Extremely slow when executing multiple individual MySQL queries

mysql5.6performancevmware-serverwindows-server-2012

I've been noticing a performance issue in one of my servers running Apache/PHP/MySQL.

So I decided to investigate and test it against other servers.

What did I do?

In three different servers, I created a database (db_sandbox), with a single innodb table (table_sandbox), with 4 columns (id (int), title (varchar 255), description (text), date (timestamp)). NOTE: id is the primary key with autoincrement.

I created a simple PHP routine that includes 15.000 records into this table, in groups of 5.000, using 3 different methods:

  • Method 1: 5.000 insert commands, each being processed individually through 5.000 single queries
  • Method 2: 5.000 insert commands, separated by semi-colon, in a single call to the DB.
  • Method 3: 1 insert command of 5.000 records.

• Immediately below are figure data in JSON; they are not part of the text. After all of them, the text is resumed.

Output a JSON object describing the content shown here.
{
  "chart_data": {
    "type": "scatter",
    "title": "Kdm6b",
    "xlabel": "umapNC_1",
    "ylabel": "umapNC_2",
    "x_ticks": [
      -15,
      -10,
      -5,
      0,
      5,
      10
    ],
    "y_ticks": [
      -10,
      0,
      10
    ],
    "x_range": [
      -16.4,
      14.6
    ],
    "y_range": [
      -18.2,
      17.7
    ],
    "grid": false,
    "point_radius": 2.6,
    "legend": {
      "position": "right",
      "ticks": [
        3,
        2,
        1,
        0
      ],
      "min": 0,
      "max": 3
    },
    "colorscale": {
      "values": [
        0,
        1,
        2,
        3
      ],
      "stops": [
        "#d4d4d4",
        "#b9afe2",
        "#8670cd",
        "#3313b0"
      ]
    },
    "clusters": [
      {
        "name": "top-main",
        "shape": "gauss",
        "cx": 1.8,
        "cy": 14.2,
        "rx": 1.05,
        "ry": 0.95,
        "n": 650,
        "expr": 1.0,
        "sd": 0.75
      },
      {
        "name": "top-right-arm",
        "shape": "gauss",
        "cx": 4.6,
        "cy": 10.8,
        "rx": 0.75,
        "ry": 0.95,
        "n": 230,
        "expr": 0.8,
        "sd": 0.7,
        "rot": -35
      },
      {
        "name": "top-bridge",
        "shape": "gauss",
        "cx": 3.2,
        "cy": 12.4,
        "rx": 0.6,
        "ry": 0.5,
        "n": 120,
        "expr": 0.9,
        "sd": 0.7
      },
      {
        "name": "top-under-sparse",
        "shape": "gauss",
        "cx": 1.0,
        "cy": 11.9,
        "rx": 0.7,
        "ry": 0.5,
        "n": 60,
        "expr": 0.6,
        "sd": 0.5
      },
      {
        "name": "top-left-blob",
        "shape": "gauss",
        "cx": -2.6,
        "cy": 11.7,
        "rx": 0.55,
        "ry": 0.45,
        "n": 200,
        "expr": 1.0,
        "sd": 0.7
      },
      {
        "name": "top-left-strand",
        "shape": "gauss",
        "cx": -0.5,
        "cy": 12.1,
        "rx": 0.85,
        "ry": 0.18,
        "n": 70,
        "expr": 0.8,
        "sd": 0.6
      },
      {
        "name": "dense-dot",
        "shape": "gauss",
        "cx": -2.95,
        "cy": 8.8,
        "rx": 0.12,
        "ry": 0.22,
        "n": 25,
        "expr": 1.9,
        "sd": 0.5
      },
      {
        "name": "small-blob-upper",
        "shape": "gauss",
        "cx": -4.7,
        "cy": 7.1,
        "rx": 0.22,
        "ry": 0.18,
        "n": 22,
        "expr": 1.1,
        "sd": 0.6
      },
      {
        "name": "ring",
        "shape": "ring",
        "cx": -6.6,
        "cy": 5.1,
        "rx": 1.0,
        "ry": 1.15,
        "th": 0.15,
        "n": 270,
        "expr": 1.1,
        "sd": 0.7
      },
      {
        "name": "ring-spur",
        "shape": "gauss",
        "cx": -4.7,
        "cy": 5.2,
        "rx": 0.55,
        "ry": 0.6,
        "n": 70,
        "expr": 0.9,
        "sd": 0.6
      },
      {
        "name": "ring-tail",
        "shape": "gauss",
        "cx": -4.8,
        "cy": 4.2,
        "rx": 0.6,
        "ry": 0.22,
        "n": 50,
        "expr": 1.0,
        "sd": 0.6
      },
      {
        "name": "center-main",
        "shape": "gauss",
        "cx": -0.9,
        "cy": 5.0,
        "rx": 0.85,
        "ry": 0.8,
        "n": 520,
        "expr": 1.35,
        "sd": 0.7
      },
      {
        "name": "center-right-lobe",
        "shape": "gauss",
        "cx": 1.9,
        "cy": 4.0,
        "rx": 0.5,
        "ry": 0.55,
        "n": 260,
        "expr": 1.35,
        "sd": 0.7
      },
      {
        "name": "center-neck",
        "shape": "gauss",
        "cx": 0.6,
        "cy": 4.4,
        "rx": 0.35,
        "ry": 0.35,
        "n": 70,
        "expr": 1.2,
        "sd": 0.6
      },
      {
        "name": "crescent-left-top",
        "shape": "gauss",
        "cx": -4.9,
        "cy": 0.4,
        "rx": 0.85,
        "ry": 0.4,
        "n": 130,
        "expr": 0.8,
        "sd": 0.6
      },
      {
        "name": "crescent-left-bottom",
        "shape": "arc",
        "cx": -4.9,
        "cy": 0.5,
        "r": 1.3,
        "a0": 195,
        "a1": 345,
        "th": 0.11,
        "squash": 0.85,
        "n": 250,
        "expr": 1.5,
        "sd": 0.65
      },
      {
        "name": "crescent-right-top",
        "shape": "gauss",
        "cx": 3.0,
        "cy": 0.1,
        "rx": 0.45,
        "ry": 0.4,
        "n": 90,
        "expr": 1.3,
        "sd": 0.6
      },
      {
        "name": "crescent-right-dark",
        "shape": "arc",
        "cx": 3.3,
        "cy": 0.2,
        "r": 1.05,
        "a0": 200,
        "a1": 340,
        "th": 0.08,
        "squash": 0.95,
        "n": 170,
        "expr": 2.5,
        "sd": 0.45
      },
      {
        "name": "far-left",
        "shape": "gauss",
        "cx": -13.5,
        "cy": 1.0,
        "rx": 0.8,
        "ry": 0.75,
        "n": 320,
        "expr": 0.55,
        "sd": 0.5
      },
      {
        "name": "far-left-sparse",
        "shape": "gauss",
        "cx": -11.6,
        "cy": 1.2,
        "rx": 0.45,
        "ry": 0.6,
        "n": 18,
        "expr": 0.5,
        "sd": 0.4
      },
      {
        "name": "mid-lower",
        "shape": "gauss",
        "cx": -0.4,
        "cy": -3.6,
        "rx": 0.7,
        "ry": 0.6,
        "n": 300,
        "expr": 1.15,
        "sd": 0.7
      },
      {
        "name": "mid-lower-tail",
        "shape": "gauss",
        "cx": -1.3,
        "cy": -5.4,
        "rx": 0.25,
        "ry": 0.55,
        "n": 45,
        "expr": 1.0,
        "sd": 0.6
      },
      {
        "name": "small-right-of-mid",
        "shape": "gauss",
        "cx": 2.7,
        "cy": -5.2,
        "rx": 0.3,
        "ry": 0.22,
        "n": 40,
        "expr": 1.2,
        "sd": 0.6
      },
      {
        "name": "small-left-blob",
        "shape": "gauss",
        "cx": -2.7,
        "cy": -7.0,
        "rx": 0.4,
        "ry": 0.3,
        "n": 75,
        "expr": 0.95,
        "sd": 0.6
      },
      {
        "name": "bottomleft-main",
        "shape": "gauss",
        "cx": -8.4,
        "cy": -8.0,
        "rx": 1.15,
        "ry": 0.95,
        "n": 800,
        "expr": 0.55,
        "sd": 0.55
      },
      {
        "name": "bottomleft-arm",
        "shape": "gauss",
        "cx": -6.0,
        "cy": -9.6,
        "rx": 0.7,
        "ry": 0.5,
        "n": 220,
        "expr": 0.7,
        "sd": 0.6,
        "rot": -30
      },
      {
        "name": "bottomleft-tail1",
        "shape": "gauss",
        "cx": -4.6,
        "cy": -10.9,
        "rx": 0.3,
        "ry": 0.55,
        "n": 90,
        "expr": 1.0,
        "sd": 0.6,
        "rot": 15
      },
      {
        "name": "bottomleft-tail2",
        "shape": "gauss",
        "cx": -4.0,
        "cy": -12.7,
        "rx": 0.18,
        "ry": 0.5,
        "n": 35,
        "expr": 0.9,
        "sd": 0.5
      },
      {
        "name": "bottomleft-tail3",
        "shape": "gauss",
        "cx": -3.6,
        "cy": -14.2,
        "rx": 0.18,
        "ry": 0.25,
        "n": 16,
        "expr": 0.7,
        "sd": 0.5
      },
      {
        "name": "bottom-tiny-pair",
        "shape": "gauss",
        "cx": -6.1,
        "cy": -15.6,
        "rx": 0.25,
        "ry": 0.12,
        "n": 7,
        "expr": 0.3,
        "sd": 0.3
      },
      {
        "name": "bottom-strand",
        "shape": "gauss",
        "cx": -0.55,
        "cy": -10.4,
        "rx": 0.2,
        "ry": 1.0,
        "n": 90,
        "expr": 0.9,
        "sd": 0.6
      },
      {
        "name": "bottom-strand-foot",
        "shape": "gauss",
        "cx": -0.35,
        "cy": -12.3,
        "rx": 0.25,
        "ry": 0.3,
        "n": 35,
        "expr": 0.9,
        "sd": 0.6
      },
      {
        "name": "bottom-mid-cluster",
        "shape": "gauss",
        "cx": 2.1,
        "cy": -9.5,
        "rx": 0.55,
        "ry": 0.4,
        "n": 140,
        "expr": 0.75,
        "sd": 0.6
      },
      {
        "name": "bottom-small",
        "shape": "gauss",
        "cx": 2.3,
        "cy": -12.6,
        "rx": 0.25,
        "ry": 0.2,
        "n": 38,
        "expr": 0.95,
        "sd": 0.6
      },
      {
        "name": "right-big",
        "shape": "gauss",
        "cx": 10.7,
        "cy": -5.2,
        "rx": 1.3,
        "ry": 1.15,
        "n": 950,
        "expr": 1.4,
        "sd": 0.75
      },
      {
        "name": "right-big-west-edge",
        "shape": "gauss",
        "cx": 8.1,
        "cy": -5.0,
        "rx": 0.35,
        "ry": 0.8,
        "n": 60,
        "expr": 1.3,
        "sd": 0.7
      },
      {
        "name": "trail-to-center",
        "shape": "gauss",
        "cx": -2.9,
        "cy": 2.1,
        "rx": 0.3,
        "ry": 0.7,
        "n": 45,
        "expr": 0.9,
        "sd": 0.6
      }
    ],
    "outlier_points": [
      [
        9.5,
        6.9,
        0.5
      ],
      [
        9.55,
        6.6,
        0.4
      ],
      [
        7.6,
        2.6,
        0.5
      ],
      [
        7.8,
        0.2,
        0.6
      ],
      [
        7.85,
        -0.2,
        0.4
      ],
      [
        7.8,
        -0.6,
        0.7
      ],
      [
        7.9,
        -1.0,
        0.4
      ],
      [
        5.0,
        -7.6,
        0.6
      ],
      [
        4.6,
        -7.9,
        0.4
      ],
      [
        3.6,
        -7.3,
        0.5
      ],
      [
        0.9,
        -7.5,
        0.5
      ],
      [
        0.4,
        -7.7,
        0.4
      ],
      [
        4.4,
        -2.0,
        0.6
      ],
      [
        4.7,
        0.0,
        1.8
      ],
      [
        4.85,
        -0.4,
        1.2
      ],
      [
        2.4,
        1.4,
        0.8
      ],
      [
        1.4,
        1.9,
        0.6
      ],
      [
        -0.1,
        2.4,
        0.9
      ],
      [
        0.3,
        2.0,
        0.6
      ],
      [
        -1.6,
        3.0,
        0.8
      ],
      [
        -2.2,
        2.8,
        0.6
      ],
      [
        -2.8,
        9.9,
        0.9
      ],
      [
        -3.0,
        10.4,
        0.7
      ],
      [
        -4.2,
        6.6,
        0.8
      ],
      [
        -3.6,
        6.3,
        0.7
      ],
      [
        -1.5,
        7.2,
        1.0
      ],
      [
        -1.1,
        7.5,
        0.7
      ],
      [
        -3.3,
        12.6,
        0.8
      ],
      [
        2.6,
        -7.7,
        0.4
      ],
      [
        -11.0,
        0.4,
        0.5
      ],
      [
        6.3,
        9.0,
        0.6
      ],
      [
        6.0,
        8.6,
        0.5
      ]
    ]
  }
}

Before anything else, it is obvious that Methods 2 and 3 are the best regarding performance. But this is not the point. In the real word, methods 2 and 3 are just ideal scenarios but rarely occur.

In any case, when I compare the results of each of these, I was surprised. Considering SERVER-1 as my problematic server this is what I got:

  • Method 1: SERVER-2 is 165x faster and SERVER-3 is 40x faster;
  • Method 2: SERVER-2 is 6x faster and SERVER-3 is 7x faster;
  • Method 3: SERVER-2 is 5% slower and SERVER-3 is 1.5x faster;

My conclusion is that there is something in the settings of SERVER-1 that is impacting the running of multiple individual queries.

Does anyone knows what settings they might be?

SERVER-1: This is a virtual machine

  • Intel Xeon E5-2630 v3 2.4GHz
  • 16GB RAM
  • SSD 120GB
  • Windows Server 2012 R2
  • MySQL 5.6
  • VMWare

SERVER-2

  • Intel Xeon X3360 2.83GHz
  • 4GB RAM
  • SSD 250GB
  • Windows Server 2003 (ready for retirement)
  • MySQL 5.0

SERVER-3

  • Intel I7-3770 3.4GHz
  • 16GB RAM
  • SSD 120GB
  • Windows 8.1 Pro
  • MySQL 5.6

NOTE: I compared my.ini from SERVER-1 and SERVER-3 and they are virtually identical. SERVER-2, running Mysql 5.0 is very different.

Best Answer

If I read and understand well your question you are comparing those results you obtain in a Windows VM running on ESXi with server2 and 3 that run their OSes on bare metal.

As long as HW stays similar, there is no chance you will see better performance on the VM.

Bare metal db server will always be faster. More write to disks you enqueue, more true this last sentence becomes.

What's slowing down those inserts on Server1 is probably the virtualization layer and there is a huge literature discussing what shouldn't be virtualized where performances are a point.

Also, this is particularly true on ESXi without flash cache hw raid controller.